10 ingredients & 20 minutes. These Blueberry Peanut Butter Pancakes are super tasty and soft. Peanut-butter-y, sweet, and fruity.
Combine flour, baking powder, sugar, and salt in a big mixing bowl and stir to combine. Set aside.
In another bowl, whisk together peanut butter, egg, milk, heavy cream, and vanilla* by hand until combined.
Make a well in the flour and pour the egg mixture in the middle. Beginning from the middle to the edges, whisk continuously until smooth, and no lumps remain. Fold in blueberries.

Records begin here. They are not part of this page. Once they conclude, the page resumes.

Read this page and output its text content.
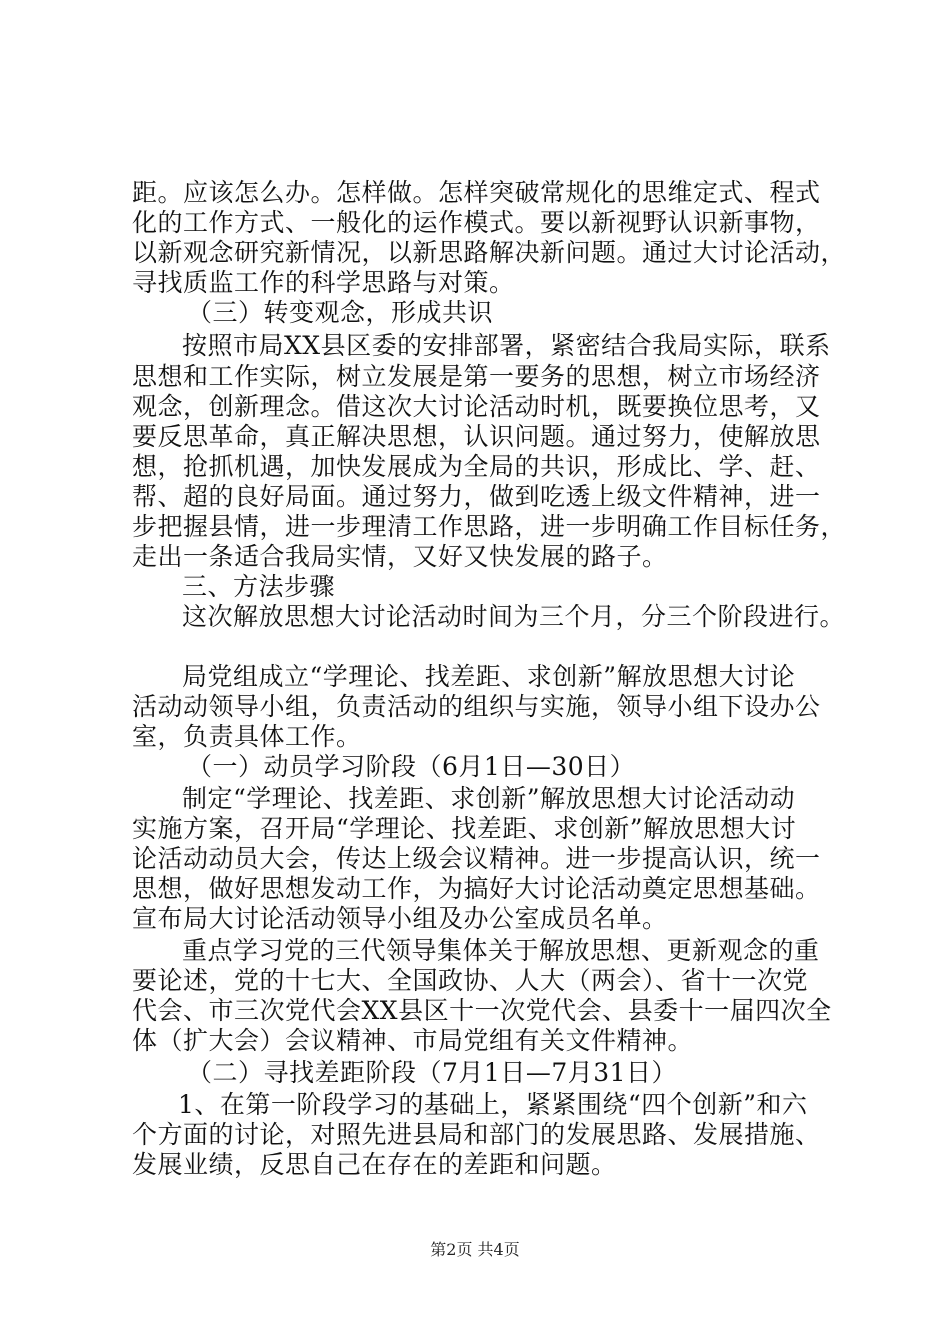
距。应该怎么办。怎样做。怎样突破常规化的思维定式、程式
化的工作方式、一般化的运作模式。要以新视野认识新事物，
以新观念研究新情况，以新思路解决新问题。通过大讨论活动，
寻找质监工作的科学思路与对策。
（三）转变观念，形成共识
按照市局XX县区委的安排部署，紧密结合我局实际，联系
思想和工作实际，树立发展是第一要务的思想，树立市场经济
观念，创新理念。借这次大讨论活动时机，既要换位思考，又
要反思革命，真正解决思想，认识问题。通过努力，使解放思
想，抢抓机遇，加快发展成为全局的共识，形成比、学、赶、
帮、超的良好局面。通过努力，做到吃透上级文件精神，进一
步把握县情，进一步理清工作思路，进一步明确工作目标任务，
走出一条适合我局实情，又好又快发展的路子。
三、方法步骤
这次解放思想大讨论活动时间为三个月，分三个阶段进行。
局党组成立“学理论、找差距、求创新”解放思想大讨论
活动动领导小组，负责活动的组织与实施，领导小组下设办公
室，负责具体工作。
（一）动员学习阶段（6月1日—30日）
制定“学理论、找差距、求创新”解放思想大讨论活动动
实施方案，召开局“学理论、找差距、求创新”解放思想大讨
论活动动员大会，传达上级会议精神。进一步提高认识，统一
思想，做好思想发动工作，为搞好大讨论活动奠定思想基础。
宣布局大讨论活动领导小组及办公室成员名单。
重点学习党的三代领导集体关于解放思想、更新观念的重
要论述，党的十七大、全国政协、人大（两会）、省十一次党
代会、市三次党代会XX县区十一次党代会、县委十一届四次全
体（扩大会）会议精神、市局党组有关文件精神。
（二）寻找差距阶段（7月1日—7月31日）
1、在第一阶段学习的基础上，紧紧围绕“四个创新”和六
个方面的讨论，对照先进县局和部门的发展思路、发展措施、
发展业绩，反思自己在存在的差距和问题。
第2页 共4页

Heat a non-stick skillet over medium-high heat. Use about 1/4 - 1/2 cup of batter per pancake. Depending on which size you prefer. Cook until little bubbles form on the surface, flip and continue to cook until pancake is browned. Repeat until you are running out of batter. Serve immediately with syrup, peanut butter, and blueberries on top.
*First, cut off the straight end of the vanilla bean. Then place the tip of your sharp knife below the curled end and cut the vanilla bean through the middle of the bean lengthwise. Although you don't need to cut it all the way through, it's ok when you do so. Then open the vanilla bean and scrape out the flavorful seeds with the back of your knife. Then just use the seeds.